4. Keep track of your subject and predicate.
People are story oriented. We crave action and drama and impact and feeling, but all of that substance is lost when the subject strays from the verb. So keep your actors and action connected if you want to connect with your audience.
Take this sentence for example:
“I am writing this sentence.”
You know what I’m talking about, and you’re ready for the next bit. But watch what happens when I separate the subject from the predicate.
“I am writing, so beautifully, so thoughtfully, so intelligently and so eloquently, this sentence that so well instructs my audience on sentence design.”
The reader has no time to rest because he’s wandering through a maze of adverbs and phrases that keep the actor from the action. The main clause of “I am writing this sentence” is all lost. It is difficult to read.
The trick is to keep track of your main clause -- the subject and predicate -- keeping it connected so that readers needn’t do mental gymnastics to arrive at your point. Once you’ve connected your subject and predicate, then you can embellish on everything else that adds to your point.
Imagine the main clause as a locomotive engine. When placed at the beginning or end of the train, it thrusts your message forward.
5. Choose strong verbs.
Part of persuasiveness is making the reader feel your action. Strong nouns and verbs aid. Adverbs detract. Take these two examples:
The Dow tanked.
The Dow just dropped really quickly.
The first sentence uses three words to convey a rapid fall. The readers understand and they’re ready for resolution.
The second sentence uses six words to relate the same thing. The adverbs dilute the sentence, they tire the eye and they render the reader non-receptive to the next message. Just like a human life only has so many heartbeats, the attention p only has so many words. Choose those words with purpose.
Don’t just think deeply; contemplate. Don’t write quickly; scribble or jot. Using fewer words to describe the same thing amplifies clarity and pronounces power. It also forces you to think better.
6. Delete hackneyed phrases.
To think clearly, you can’t lean on the thoughts of dead writers. You must be original in every line. I recently wrote, “jumped to conclusions” and I realized that wasn’t my thought. I didn’t jump. I just stole a tired phrase that some dead guy devised a hundred years ago, which still happens to be popular. So I used my brain and refined my thoughts.

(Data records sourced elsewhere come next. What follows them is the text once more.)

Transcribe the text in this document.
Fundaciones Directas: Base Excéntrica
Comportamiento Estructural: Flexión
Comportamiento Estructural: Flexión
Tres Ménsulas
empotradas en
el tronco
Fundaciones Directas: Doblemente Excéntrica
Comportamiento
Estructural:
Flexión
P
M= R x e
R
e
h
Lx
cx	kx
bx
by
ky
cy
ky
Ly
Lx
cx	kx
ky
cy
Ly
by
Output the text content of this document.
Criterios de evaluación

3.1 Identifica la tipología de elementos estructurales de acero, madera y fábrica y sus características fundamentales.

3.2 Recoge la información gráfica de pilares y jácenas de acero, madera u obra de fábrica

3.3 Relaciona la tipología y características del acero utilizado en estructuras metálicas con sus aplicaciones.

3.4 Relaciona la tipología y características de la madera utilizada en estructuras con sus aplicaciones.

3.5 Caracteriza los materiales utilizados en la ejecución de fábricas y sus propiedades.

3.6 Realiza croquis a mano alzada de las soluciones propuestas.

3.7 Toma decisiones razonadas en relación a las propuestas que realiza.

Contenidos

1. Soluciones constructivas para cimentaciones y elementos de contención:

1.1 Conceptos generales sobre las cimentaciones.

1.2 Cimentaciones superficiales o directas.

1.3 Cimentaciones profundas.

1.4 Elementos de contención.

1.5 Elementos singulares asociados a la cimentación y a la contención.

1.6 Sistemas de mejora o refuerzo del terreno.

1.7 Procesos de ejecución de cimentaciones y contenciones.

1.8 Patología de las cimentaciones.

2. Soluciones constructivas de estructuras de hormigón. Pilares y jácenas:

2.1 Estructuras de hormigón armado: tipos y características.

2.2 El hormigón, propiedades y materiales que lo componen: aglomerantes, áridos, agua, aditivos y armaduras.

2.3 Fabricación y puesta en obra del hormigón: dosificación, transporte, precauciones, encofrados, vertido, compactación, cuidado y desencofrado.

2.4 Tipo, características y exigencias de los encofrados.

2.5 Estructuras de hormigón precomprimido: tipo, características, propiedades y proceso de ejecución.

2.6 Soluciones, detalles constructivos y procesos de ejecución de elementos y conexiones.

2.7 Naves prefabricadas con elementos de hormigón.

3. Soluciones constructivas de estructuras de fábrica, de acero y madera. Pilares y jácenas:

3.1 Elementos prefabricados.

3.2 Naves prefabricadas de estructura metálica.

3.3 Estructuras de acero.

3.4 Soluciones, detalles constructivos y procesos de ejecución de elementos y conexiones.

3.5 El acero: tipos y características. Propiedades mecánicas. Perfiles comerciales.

Instead of jumping to a conclusion, I presumed. Much better.
During your rewrites, go through and delete every tired phrase that people say just because people say. Then think about what you really want to convey in your own words. Use that. Tease it if you want to make it interesting, or play it straight. But make it original.
When readers see your message littered with hackneys, they assume you don’t have your own brain, and that your message isn’t important enough for original thoughts and words.
7. Use parallel construction.
Parallel construction makes for effective communication. Take Abraham Lincoln, JFK and Martin Luther King for instance:
“…and that government of the people, by the people, for the people, shall not perish from the earth."
"Let every nation know, whether it wishes us well or ill, that we shall pay any price, bear any burden, meet any hardship, support any friend, oppose any foe to assure the survival and the success of liberty."
“And so let freedom ring from the prodigious hilltops of New Hampshire. Let freedom ring from the mighty mountains of New York. Let freedom ring from the heightening Alleghenies of Pennsylvania. Let freedom ring from the snow-capped Rockies of Colorado. Let freedom ring from the curvaceous slopes of California.”
Notice how these famous authors arranged similar ideas with similar words and structures. Feel the power as each sentence builds. Notice how you remember things like “of the people, by the people, for the people.
Parallel construction primes the reader to comprehend like ideas. It guides your audience to easy understanding. And it aids the memory.
If you operate a business, thinking is your bread and butter. So start thinking better today. Start a writing habit today.